Robert P. Mahfouz (born October 30, 1959, in Metairie, Louisiana) is a former professional American football player. Mahfouz became the starting quarterback for the Jacksonville Bulls of the USFL in 1984. He was invited to camp by the New Orleans Saints in 1982, but was not signed.

==College==
Mahfouz played for the LSU Tigers football team from 1979 to 1980. While playing for LSU Mahfouz had 17 completions on 35 passing attempts for 262 yards. Mahfouz then transferred to Southeastern Louisiana University, where he is listed historically as #6 overall for passing yards per game (155.2, 1981), #10 overall for average yards per completion (14.5, 1981), #4 Average Yards Per Pass (8.1, 1981), #6 Passing Efficiency (131.3, 1981), #9 Pass Completion Percentage (55.9, 1981), and #6 Total Offense Per Game (162.5, 1981).
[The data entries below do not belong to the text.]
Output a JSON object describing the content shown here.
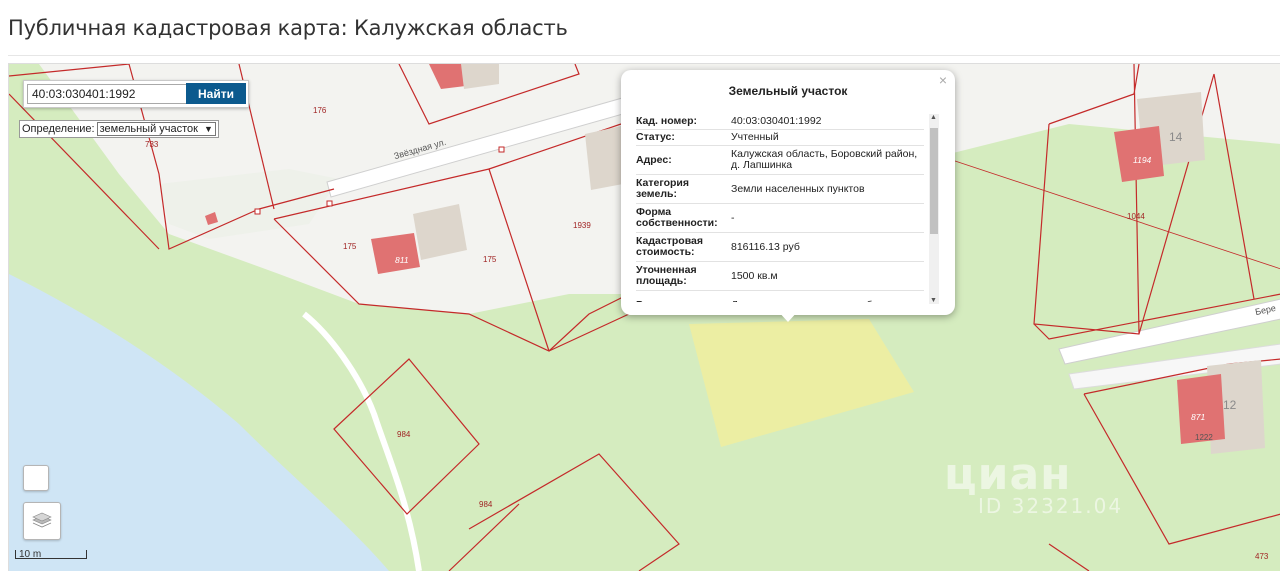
{
  "page_title": "Публичная кадастровая карта: Калужская область",
  "search": {
    "value": "40:03:030401:1992",
    "button": "Найти"
  },
  "definition": {
    "label": "Определение:",
    "selected": "земельный участок"
  },
  "popup": {
    "title": "Земельный участок",
    "close": "×",
    "rows": [
      {
        "key": "Кад. номер:",
        "value": "40:03:030401:1992"
      },
      {
        "key": "Статус:",
        "value": "Учтенный"
      },
      {
        "key": "Адрес:",
        "value": "Калужская область, Боровский район, д. Лапшинка"
      },
      {
        "key": "Категория земель:",
        "value": "Земли населенных пунктов"
      },
      {
        "key": "Форма собственности:",
        "value": "-"
      },
      {
        "key": "Кадастровая стоимость:",
        "value": "816116.13 руб"
      },
      {
        "key": "Уточненная площадь:",
        "value": "1500 кв.м"
      },
      {
        "key": "Разрешенное",
        "value": "Для ведения личного подсобного"
      }
    ]
  },
  "map_labels": {
    "p176": "176",
    "p733": "733",
    "p175a": "175",
    "p175b": "175",
    "p1939": "1939",
    "p1044": "1044",
    "p984a": "984",
    "p984b": "984",
    "p473": "473",
    "p1222": "1222",
    "i811": "811",
    "i1194": "1194",
    "i871": "871",
    "h14": "14",
    "h12": "12",
    "street_zvezd": "Звёздная ул.",
    "street_ber": "Бере"
  },
  "scale": {
    "label": "10 m"
  },
  "watermark": {
    "brand": "циан",
    "id": "ID 32321.04"
  },
  "colors": {
    "land_green": "#d5ecbf",
    "water": "#cfe5f5",
    "parcel_line": "#c42a2a",
    "selected_parcel": "#eeeea0",
    "building_pink": "#e07272",
    "button_blue": "#0c5a8e"
  }
}
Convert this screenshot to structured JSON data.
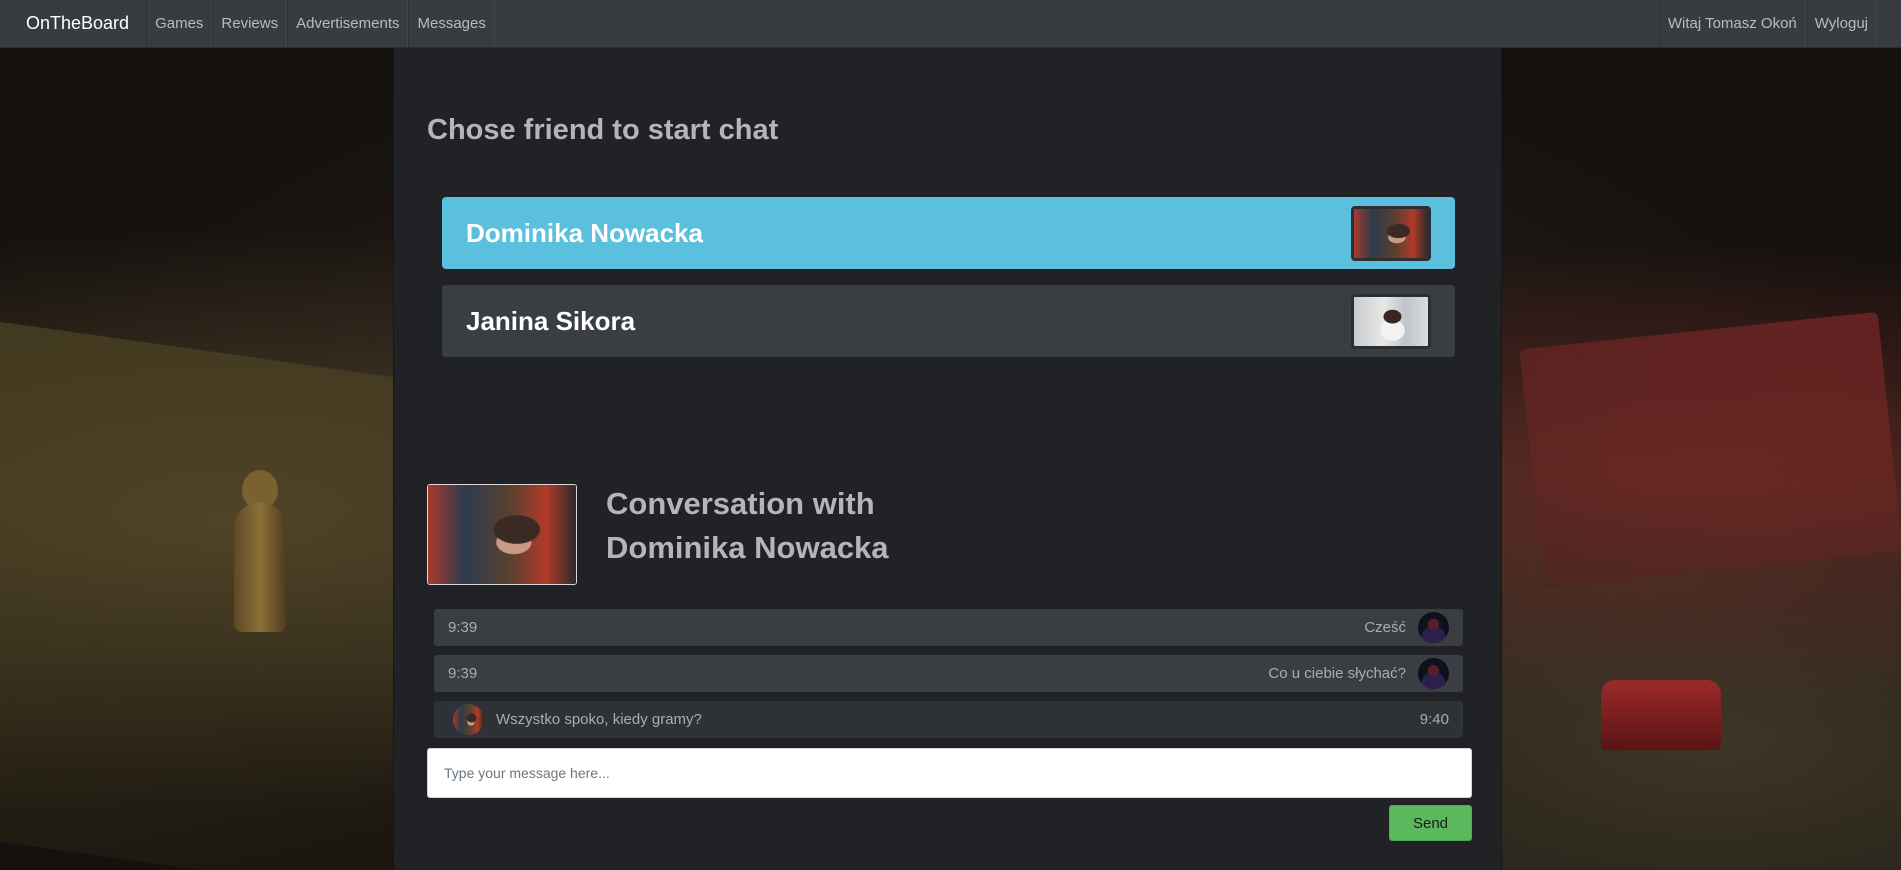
{
  "navbar": {
    "brand": "OnTheBoard",
    "links": [
      "Games",
      "Reviews",
      "Advertisements",
      "Messages"
    ],
    "greeting": "Witaj Tomasz Okoń",
    "logout": "Wyloguj"
  },
  "friends_section": {
    "title": "Chose friend to start chat",
    "friends": [
      {
        "name": "Dominika Nowacka",
        "active": true
      },
      {
        "name": "Janina Sikora",
        "active": false
      }
    ]
  },
  "conversation": {
    "title_line1": "Conversation with",
    "title_line2": "Dominika Nowacka",
    "messages": [
      {
        "time": "9:39",
        "text": "Cześć",
        "direction": "sent"
      },
      {
        "time": "9:39",
        "text": "Co u ciebie słychać?",
        "direction": "sent"
      },
      {
        "time": "9:40",
        "text": "Wszystko spoko, kiedy gramy?",
        "direction": "received"
      }
    ],
    "input_placeholder": "Type your message here...",
    "send_label": "Send"
  },
  "colors": {
    "active_friend": "#5bc0de",
    "send_button": "#5cb85c",
    "navbar": "#383c41",
    "panel": "#202225"
  }
}
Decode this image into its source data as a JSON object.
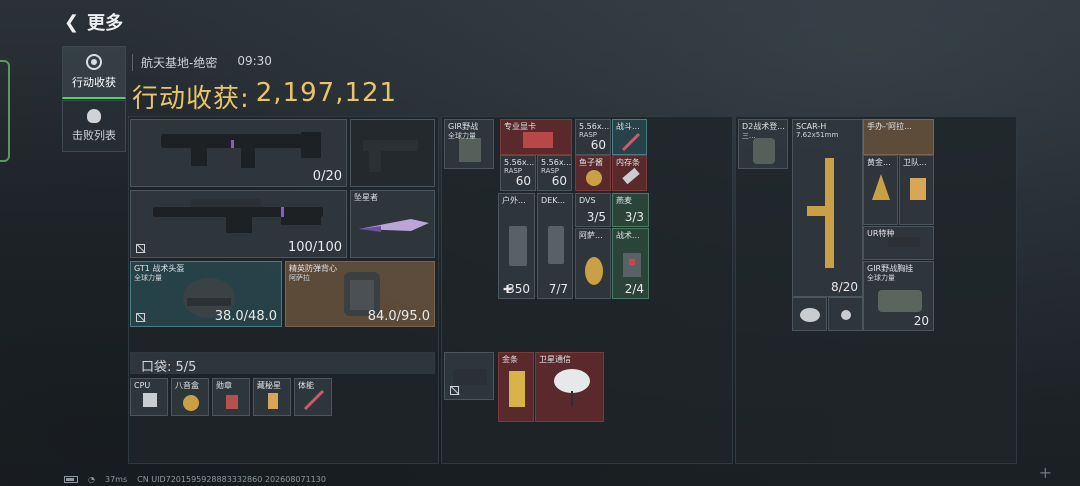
{
  "header": {
    "back_label": "更多",
    "back_icon": "chevron-left-icon"
  },
  "sidebar": [
    {
      "label": "行动收获",
      "icon": "target-icon",
      "active": true
    },
    {
      "label": "击败列表",
      "icon": "skull-icon",
      "active": false
    }
  ],
  "raid": {
    "map": "航天基地-绝密",
    "time": "09:30",
    "title_label": "行动收获:",
    "total_value": "2,197,121"
  },
  "equipment": {
    "primary_weapon": {
      "ammo": "0/20"
    },
    "secondary_weapon": {
      "ammo": "100/100"
    },
    "melee": {
      "name": "坠星者"
    },
    "helmet": {
      "name": "GT1 战术头盔",
      "sub": "全球力量",
      "durability": "38.0/48.0"
    },
    "armor": {
      "name": "精英防弹背心",
      "sub": "阿萨拉",
      "durability": "84.0/95.0"
    }
  },
  "pocket": {
    "label": "口袋: 5/5",
    "items": [
      {
        "name": "CPU"
      },
      {
        "name": "八音盒"
      },
      {
        "name": "勋章"
      },
      {
        "name": "藏秘星"
      },
      {
        "name": "体能"
      }
    ]
  },
  "chest_rig": {
    "name": "GIR野战",
    "sub": "全球力量",
    "items": [
      {
        "name": "专业显卡"
      },
      {
        "name": "5.56x...",
        "sub": "RASP",
        "count": "60"
      },
      {
        "name": "战斗..."
      },
      {
        "name": "5.56x...",
        "sub": "RASP",
        "count": "60"
      },
      {
        "name": "5.56x...",
        "sub": "RASP",
        "count": "60"
      },
      {
        "name": "鱼子酱"
      },
      {
        "name": "内存条"
      },
      {
        "name": "户外...",
        "count": "350"
      },
      {
        "name": "DEK...",
        "count": "7/7"
      },
      {
        "name": "DVS",
        "count": "3/5"
      },
      {
        "name": "燕麦",
        "count": "3/3"
      },
      {
        "name": "阿萨..."
      },
      {
        "name": "战术...",
        "count": "2/4"
      }
    ]
  },
  "case": {
    "items": [
      {
        "name": "金条"
      },
      {
        "name": "卫星通信"
      }
    ]
  },
  "backpack": {
    "name": "D2战术登...",
    "sub": "三...",
    "items": [
      {
        "name": "SCAR-H",
        "sub": "7.62x51mm",
        "count": "8/20"
      },
      {
        "name": "手办-'阿拉..."
      },
      {
        "name": "黄金..."
      },
      {
        "name": "卫队..."
      },
      {
        "name": "UR特种"
      },
      {
        "name": "GIR野战胸挂",
        "sub": "全球力量",
        "count": "20"
      },
      {
        "name": ""
      },
      {
        "name": ""
      }
    ]
  },
  "status_bar": {
    "ping": "37ms",
    "uid": "CN UID7201595928883332860 202608071130"
  },
  "colors": {
    "accent_gold": "#e9c56a",
    "active_green": "#4fd46b",
    "rarity_red": "#7a3a3c",
    "rarity_gold": "#7a6350"
  }
}
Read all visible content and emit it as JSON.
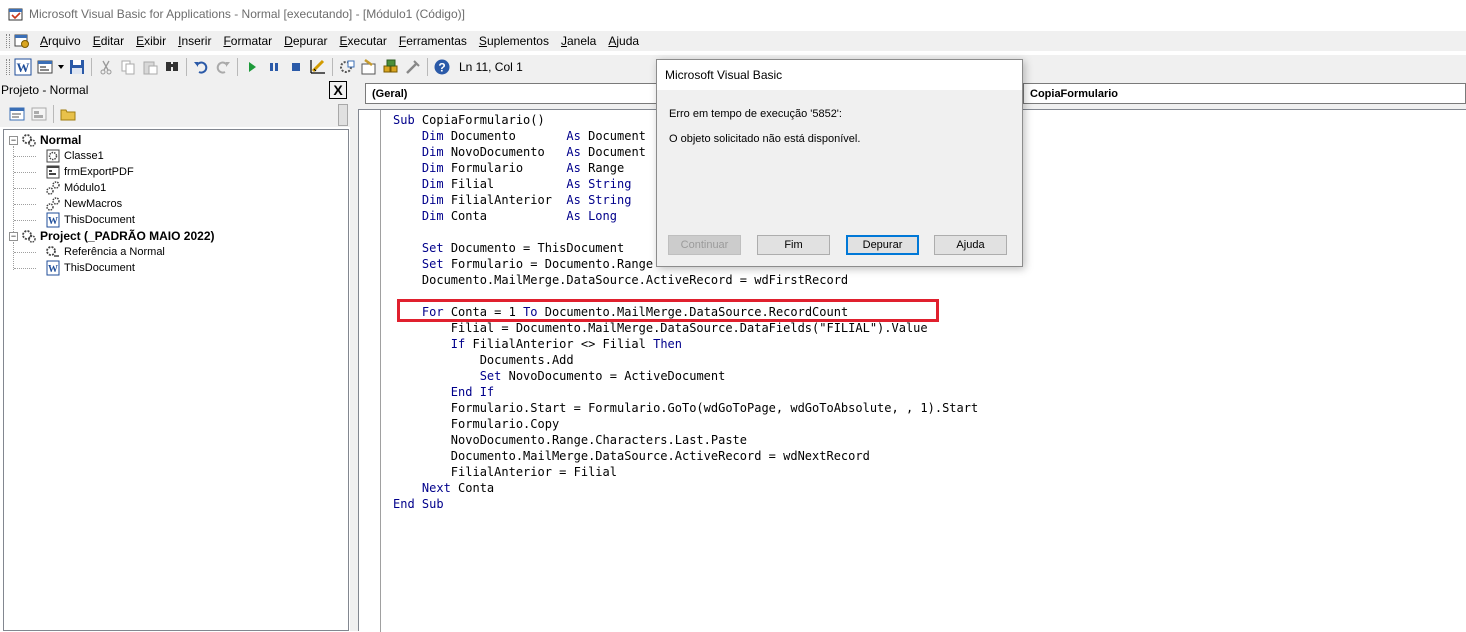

Mahfouz was a key member of one of the best comebacks in school history vs rival Northeast Louisiana. Down 40-21 with 11:34 remaining in the game, Mahfouz threw two touchdown passes to David Peterson and another to Todd Jones that were the highlights of a 29-point fourth quarter that changed the outcome of the game. Mahfouz finished the game with 298 yards and five touchdowns, walking away with the win.

==Professional==
Robert Mahfouz played for the Jacksonville Bulls in the 1984 and 1985 seasons before he was released. He saw most of his playing time during the 1984 season, finishing with 2174 yards, 11 touchdowns and 14 interceptions. He had 180 completions in 309 passing attempts for a pass completion ratio of 58.3% in 1984. The team finished the season 6-12 and in fifth place in the Southern Division.